Quote of the week

Early in 2016, a racist outburst by a white woman in KwaZulu-Natal, Penny Sparrow, ridiculing Black beachgoers as ‘monkeys’, and announcing that thenceforth she would ‘address the [B]lacks of South Africa as monkeys’, published in her online profile, was quickly disseminated countrywide. It convulsed South Africa in shame and acrid anger. The [Constitutional] Court was not unaffected. Previous members of the Constitutional Court took comfort in reflecting, with evident satisfaction, on the absence of racially loaded and racially defined splits. Dramatically, these now fractured the Court.

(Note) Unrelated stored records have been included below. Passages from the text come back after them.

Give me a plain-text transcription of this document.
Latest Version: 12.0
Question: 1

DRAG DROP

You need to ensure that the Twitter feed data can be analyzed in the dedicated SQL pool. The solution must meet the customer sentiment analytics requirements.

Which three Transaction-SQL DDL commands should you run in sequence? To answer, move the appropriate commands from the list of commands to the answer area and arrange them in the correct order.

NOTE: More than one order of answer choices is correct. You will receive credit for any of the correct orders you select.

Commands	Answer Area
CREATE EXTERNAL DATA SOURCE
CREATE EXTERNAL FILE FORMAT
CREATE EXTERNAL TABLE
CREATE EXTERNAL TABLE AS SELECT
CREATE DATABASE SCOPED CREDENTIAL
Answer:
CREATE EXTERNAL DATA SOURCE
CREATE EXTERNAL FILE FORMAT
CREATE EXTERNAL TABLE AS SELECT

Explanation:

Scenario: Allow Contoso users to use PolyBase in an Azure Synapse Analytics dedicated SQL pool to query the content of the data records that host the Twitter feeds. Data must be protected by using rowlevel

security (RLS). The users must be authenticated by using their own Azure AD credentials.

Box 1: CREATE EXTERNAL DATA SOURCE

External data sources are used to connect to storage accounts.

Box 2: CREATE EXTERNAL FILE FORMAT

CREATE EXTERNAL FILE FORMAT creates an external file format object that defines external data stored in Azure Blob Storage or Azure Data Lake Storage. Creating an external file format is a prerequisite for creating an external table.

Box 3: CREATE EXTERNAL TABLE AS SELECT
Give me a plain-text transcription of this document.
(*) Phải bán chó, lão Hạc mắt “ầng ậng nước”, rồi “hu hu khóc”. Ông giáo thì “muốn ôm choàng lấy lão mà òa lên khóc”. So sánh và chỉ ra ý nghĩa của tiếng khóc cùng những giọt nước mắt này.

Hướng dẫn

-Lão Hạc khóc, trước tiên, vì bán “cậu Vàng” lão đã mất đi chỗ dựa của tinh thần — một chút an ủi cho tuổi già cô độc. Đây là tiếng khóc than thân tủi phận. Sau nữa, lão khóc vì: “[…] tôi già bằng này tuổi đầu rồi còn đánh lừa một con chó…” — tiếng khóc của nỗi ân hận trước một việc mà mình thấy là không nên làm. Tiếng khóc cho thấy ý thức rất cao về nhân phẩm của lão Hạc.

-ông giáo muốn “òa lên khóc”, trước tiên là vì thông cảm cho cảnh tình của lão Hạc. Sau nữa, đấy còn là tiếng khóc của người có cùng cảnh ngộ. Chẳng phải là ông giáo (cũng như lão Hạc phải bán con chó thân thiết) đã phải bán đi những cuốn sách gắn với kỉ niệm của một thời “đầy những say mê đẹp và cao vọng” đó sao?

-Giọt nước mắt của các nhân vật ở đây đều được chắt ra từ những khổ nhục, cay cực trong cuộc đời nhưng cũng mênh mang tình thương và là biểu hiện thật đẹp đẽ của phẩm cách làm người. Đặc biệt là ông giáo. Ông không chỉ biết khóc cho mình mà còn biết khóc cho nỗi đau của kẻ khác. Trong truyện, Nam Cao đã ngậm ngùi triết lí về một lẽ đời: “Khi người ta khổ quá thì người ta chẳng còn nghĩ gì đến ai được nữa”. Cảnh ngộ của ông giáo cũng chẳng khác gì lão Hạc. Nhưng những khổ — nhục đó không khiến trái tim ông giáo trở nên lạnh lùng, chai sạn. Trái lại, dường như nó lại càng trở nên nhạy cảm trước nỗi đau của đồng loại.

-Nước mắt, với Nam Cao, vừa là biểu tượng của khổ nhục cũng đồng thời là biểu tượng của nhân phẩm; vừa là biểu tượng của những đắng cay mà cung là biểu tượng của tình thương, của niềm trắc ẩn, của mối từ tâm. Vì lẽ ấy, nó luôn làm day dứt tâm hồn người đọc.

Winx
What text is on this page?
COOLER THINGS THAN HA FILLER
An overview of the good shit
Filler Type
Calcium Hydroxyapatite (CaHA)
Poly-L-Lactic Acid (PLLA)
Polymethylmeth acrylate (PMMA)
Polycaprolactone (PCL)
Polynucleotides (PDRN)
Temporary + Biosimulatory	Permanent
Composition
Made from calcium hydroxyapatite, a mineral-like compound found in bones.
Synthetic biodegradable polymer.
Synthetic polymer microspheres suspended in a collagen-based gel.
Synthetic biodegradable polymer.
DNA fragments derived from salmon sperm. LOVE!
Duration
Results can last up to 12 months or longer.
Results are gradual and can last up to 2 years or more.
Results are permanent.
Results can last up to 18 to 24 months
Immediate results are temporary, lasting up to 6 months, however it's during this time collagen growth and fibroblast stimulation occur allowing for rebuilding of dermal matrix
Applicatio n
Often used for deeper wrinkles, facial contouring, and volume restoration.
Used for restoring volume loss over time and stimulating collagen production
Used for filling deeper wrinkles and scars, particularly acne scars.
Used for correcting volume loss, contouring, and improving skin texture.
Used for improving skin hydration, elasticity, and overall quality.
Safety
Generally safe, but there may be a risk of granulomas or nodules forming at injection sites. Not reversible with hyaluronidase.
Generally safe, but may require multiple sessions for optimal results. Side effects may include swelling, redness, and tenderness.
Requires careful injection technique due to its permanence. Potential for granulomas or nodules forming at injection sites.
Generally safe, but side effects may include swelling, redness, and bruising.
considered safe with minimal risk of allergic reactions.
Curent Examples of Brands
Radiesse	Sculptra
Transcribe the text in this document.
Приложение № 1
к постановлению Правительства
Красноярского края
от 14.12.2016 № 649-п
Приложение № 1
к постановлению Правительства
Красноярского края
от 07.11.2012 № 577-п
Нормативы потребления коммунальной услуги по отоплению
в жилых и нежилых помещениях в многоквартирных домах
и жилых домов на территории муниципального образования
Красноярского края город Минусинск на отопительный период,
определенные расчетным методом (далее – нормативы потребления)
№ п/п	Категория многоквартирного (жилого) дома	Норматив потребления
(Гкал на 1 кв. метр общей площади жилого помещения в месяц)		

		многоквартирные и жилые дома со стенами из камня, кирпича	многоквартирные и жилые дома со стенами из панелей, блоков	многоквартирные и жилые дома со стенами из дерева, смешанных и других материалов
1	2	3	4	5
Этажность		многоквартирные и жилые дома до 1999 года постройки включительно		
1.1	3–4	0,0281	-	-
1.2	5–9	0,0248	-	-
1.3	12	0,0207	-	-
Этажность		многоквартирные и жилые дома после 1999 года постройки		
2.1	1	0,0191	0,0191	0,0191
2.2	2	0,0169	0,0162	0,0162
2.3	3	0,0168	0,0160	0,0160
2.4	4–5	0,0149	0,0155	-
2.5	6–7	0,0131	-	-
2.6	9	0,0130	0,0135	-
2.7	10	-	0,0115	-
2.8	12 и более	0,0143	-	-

Edwin Cameron, Eric S. Cheng, Rebecca Gore and Emma Webber
"Rainbows and Realities: Justice Johan Froneman in the Explosive Terrain of Linguistic and Cultural Rights" - Constitutional Court Review
13 May 2020

Collective cabinet accountability

Once the powers and functions have been assigned, the Deputy President and Ministers are responsible for the executive powers and functions assigned to them. These provisions make plain that members of the Cabinet are accountable independently and collectively to Parliament for the exercise of their powers and performance of their functions. For good measure, section 92(3) of the Constitution restates the obvious which is that, when they exercise the powers assigned to them, members of the Cabinet must act in accordance with the Constitution. This is significant because once Cabinet ministers are assigned powers and functions by the President they are not mere vassals of the President. They bear the duty and the responsibility to fulfil the duties and functions so assigned which in practice take the form of political and executive leadership of specified state departments. The Constitution makes the point that besides the duty to account to the head of the national executive, cabinet ministers bear the responsibility to report and account to Parliament on how they execute their executive duties.